PAGE
| [Karl Ernst von Baer] | Frontispiece |
| Figure [From Fuchs' "Historia Stirpium"] | 8 |
| [Leonhard Fuchs] | 10 |
| Comparative Figures of Skeletons of [Man] and [Bird], from Belon's Book of Birds | 14, 15 |
| [Marcello Malpighi] | 31 |
| [Antony van Leeuwenhoek] | 33 |
| [John Ray] | 42 |
| [Carolus Linnæus] | 53 |
| [Georges Louis Leclerc, Comte de Buffon] | 65 |
| [Georges Cuvier] | 99 |
INTRODUCTION
Four hundred years ago, say in the year 1500, Biology, the science of life, was represented chiefly by a slight and inaccurate natural history of plants and animals. Botany attracted more students than any other branch, because it was recognised as a necessary aid to medical practice. The zoology of the time, extracted from ancient books, was most valued as a source from which preachers and moralists might draw impressive emblems. Anatomy and physiology were taught out of Galen to the more learned of physicians and surgeons. Some meagre notices of the plants and animals of foreign countries, mingled with many childish fables, eked out the scanty treatises of European natural history. It was not yet generally admitted that fossil bones, teeth, and shells were the remains of extinct animals.

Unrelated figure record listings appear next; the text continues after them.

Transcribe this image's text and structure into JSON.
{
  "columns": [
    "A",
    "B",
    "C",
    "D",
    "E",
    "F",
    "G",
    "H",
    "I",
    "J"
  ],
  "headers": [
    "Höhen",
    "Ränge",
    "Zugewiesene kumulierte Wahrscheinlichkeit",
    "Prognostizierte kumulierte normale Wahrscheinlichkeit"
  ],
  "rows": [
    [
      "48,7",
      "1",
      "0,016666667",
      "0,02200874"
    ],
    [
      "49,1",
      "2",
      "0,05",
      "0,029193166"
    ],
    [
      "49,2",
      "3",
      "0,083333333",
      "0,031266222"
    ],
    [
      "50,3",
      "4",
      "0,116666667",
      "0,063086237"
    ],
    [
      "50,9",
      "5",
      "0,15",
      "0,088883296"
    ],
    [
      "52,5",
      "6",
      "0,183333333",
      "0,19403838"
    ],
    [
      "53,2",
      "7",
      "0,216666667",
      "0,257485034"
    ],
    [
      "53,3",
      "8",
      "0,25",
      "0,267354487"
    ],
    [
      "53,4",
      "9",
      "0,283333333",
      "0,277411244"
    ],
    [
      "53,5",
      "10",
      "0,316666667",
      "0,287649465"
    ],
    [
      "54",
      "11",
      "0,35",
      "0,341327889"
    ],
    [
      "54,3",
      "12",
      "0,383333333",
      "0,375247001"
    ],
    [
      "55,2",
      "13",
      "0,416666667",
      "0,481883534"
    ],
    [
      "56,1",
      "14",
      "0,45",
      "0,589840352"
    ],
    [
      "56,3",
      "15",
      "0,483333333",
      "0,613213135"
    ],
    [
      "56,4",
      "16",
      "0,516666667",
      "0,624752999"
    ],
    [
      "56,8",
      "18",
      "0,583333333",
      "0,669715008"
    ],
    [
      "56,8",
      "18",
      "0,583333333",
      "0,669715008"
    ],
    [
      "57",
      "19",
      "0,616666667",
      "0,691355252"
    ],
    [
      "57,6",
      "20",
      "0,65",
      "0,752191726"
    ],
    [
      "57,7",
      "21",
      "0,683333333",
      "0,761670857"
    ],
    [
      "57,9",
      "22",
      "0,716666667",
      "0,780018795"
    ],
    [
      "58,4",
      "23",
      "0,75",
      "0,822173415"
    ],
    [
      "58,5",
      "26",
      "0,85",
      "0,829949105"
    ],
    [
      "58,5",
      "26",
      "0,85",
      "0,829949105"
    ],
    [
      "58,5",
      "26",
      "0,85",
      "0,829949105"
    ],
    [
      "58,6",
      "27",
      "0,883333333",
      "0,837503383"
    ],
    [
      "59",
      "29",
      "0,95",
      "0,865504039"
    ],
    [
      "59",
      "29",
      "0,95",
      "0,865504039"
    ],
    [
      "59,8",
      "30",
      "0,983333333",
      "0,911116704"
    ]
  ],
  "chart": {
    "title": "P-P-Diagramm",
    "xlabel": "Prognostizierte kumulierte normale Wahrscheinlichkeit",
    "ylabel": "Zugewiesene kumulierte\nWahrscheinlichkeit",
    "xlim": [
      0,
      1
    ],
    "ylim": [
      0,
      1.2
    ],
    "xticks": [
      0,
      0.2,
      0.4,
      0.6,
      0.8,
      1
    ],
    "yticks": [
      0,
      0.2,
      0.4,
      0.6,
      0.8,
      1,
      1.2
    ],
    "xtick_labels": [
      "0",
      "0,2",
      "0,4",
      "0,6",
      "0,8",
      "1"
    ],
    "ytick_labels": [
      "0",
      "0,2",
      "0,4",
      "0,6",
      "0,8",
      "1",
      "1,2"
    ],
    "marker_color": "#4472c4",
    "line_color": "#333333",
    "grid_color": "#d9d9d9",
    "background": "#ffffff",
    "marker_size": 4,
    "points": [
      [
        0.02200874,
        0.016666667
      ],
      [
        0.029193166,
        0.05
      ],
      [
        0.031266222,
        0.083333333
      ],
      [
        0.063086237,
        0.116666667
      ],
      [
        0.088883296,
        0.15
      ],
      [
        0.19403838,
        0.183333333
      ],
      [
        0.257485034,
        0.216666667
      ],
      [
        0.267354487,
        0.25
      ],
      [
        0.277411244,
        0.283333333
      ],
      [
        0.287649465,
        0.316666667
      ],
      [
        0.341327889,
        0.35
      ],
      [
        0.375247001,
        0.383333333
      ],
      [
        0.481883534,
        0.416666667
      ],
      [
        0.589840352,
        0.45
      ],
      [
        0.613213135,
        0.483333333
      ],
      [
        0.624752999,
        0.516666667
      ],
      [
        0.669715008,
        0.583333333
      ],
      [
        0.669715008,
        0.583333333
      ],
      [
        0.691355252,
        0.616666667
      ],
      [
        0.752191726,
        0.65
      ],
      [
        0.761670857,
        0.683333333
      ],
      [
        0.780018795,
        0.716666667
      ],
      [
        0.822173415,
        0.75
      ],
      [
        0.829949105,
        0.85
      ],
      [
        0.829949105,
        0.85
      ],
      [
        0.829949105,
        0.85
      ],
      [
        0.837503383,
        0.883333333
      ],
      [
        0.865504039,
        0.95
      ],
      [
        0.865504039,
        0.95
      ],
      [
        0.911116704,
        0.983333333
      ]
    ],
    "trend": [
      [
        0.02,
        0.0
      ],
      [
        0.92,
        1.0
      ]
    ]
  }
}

It is the purpose of the following chapters to show how this insignificant body of information expanded into the biology of the twentieth century; how it became enriched by a multitude of new facts, strengthened by new methods and animated by new ideas.
The Biology of the Ancients.
Long before the year 1500 there had been a short-lived science of biology, and it is necessary to explain how it arose and how it became quenched. Ancient books and the languages in which they are written teach us that in very remote times men attended to the uses of plants and the habits of animals, gave names to familiar species, and recognised that while human life has much in common with the life of animals, it has something in common with the life of plants. Abundant traces of an interest in living things are to be found in the oldest records of India, Palestine, and Egypt. Still more interesting, at least to the inhabitants of Western Europe, is the biology of the ancient Greeks. The Greeks were an open-air people, dwelling in a singularly varied country nowhere far removed from the mountains or the sea. Intellectually they were distinguished by curiosity, imagination, and a strong taste for reasoning. Hence it is not to be wondered at that natural knowledge should have been widely diffused among them, nor that some of them should have excelled in science. Besides all the rest, the Greeks were a literary people, who have left behind them a copious record of their thoughts and experience. Greek science, and Greek biology in particular, are therefore of peculiar interest and value.